Si algún recuerdo permanece con fidelidad en la memoria de un ser humano hasta su vida adulta es, sin duda, alguna pequeña gran hazaña que haya realizado en su infancia. Si a mí me pidieran que, de bote pronto, diga cuáles fueron los momentos más épicos de mi niñez, entre ellos contaría la remontada que le dimos los de la selección de futbol de mi colegio a nuestro acérrimo rival en la final del torneo interescolar.
Perdíamos 4-2 en el segundo tiempo y acabamos mandando aquello a tiempos extra, para terminar alzando los brazos en penaltis. No estoy seguro si metí gol, pero casi lo juraría.

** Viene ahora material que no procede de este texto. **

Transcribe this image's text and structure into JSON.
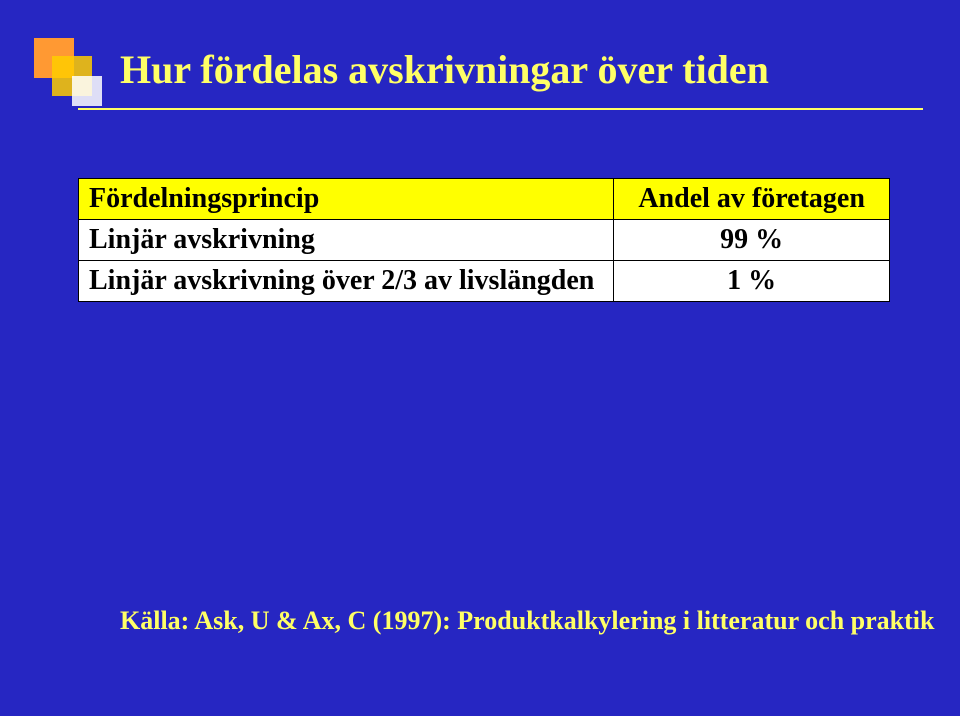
{
  "slide": {
    "title": "Hur fördelas avskrivningar över tiden",
    "background_color": "#2626c2",
    "title_color": "#ffff66",
    "title_fontsize": 40,
    "underline_color": "#ffff66",
    "decor": {
      "square1_color": "#ff9933",
      "square2_color": "#ffcc00",
      "square3_color": "#ffffff"
    }
  },
  "table": {
    "header_bg": "#ffff00",
    "cell_bg": "#ffffff",
    "border_color": "#000000",
    "font_size": 28,
    "columns": [
      {
        "label": "Fördelningsprincip",
        "align": "left"
      },
      {
        "label": "Andel av företagen",
        "align": "center"
      }
    ],
    "rows": [
      {
        "principle": "Linjär avskrivning",
        "share": "99 %"
      },
      {
        "principle": "Linjär avskrivning över 2/3 av livslängden",
        "share": "1 %"
      }
    ]
  },
  "source": {
    "text": "Källa: Ask, U & Ax, C (1997): Produktkalkylering i litteratur och praktik",
    "color": "#ffff66",
    "fontsize": 26
  }
}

Así, miles de adultos guardamos como un tesoro aquellas fantásticas historias que vivimos de niños, mientras nuestros padres gritaban en las gradas como si hubiésemos ganado el Mundial.
El domingo, camino al juego de vuelta del Toluca contra los Tigres, deseé que Lorenzo —mi hijo— pudiera ser testigo de una proeza heroica y que los Diablos consiguieran venir de atrás del dificilísimo 4-1 en la ida. A veces, no hace falta protagonizar una gesta descomunal para acordarte de ella con emoción para siempre, sino que basta con presenciarla al lado de alguien a quien quieres.

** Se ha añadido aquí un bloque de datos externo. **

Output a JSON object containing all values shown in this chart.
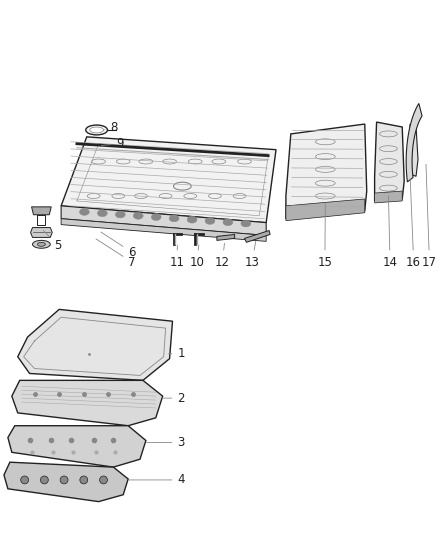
{
  "bg_color": "#ffffff",
  "line_color": "#444444",
  "dark_color": "#222222",
  "gray1": "#cccccc",
  "gray2": "#aaaaaa",
  "gray3": "#888888",
  "gray4": "#666666"
}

Nunca había ido a La Bombonera, como se le conocía a su estadio por la semejanza con una caja de bombones y con la Bombonera del Boca Juniors, bastión de la pelota argentina. Hoy, la cancha de los del Estado de México lleva el nombre de don Nemesio Díez, aunque en realidad todos le dicen “El infierno”, especialmente los contrincantes.
Desde las calles aledañas, se percibía que algo podía suceder. Se respiraba una sensación de que en el mismísimo averno podía ocurrir un milagro. Y la verdad es que, aunque sea por unos instantes, ocurrió. La gente no paraba de gritar y apoyar a los suyos, y cuando los de rojo marcaron el tercero, salieron chispas y todo retumbó. El “¡Sí se puede!” mutó en el “¡Así se hace!”.

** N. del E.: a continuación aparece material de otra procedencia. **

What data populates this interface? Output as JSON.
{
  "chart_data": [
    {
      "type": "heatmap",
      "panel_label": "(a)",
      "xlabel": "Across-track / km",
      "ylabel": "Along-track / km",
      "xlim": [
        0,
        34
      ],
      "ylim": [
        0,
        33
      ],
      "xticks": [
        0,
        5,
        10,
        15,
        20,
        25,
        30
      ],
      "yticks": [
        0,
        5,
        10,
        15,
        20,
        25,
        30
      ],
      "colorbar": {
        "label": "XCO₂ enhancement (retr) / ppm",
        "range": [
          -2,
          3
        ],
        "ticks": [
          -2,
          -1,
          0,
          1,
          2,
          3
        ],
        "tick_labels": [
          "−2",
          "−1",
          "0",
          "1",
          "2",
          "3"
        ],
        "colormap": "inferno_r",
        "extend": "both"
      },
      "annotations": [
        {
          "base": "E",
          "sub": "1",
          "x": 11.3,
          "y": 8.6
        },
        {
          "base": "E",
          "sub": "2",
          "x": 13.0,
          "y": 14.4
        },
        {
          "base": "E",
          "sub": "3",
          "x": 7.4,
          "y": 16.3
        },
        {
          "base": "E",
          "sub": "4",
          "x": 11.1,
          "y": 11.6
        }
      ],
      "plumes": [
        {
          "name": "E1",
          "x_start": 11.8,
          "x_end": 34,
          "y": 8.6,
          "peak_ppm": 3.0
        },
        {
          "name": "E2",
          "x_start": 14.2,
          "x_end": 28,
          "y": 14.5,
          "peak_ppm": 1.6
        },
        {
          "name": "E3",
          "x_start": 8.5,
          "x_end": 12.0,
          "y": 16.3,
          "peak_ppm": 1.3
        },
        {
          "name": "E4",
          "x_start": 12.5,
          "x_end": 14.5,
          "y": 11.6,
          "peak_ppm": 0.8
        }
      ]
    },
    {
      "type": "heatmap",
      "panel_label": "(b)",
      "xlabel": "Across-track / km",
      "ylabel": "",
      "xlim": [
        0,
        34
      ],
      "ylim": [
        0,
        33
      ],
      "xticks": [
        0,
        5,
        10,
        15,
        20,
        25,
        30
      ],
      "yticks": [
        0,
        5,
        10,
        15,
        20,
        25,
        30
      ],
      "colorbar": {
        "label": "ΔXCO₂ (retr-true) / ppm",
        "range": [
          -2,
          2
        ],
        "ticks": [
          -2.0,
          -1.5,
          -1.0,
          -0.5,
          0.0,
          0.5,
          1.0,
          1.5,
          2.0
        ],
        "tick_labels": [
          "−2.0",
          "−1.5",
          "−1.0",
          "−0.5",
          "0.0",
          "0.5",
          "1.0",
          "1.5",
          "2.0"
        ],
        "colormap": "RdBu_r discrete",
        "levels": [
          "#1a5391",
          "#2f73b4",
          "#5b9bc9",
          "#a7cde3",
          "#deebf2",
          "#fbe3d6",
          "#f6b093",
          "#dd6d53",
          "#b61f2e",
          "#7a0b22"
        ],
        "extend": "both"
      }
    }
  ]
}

Lorenzo y yo no lo creíamos. A pesar de ser necaxistas, nos volteamos a ver maravillados y sonreímos casi con la misma emoción que comparten don Nemesio y don Valentín, su hijo, en el mural que hace de su estadio una auténtica fortaleza. Seguramente ahí apuntaba la mirada del propietario del Deportivo Toluca, club que, luego de conocerlos un poco más, estoy seguro de que pronto conquistará “la undécima”.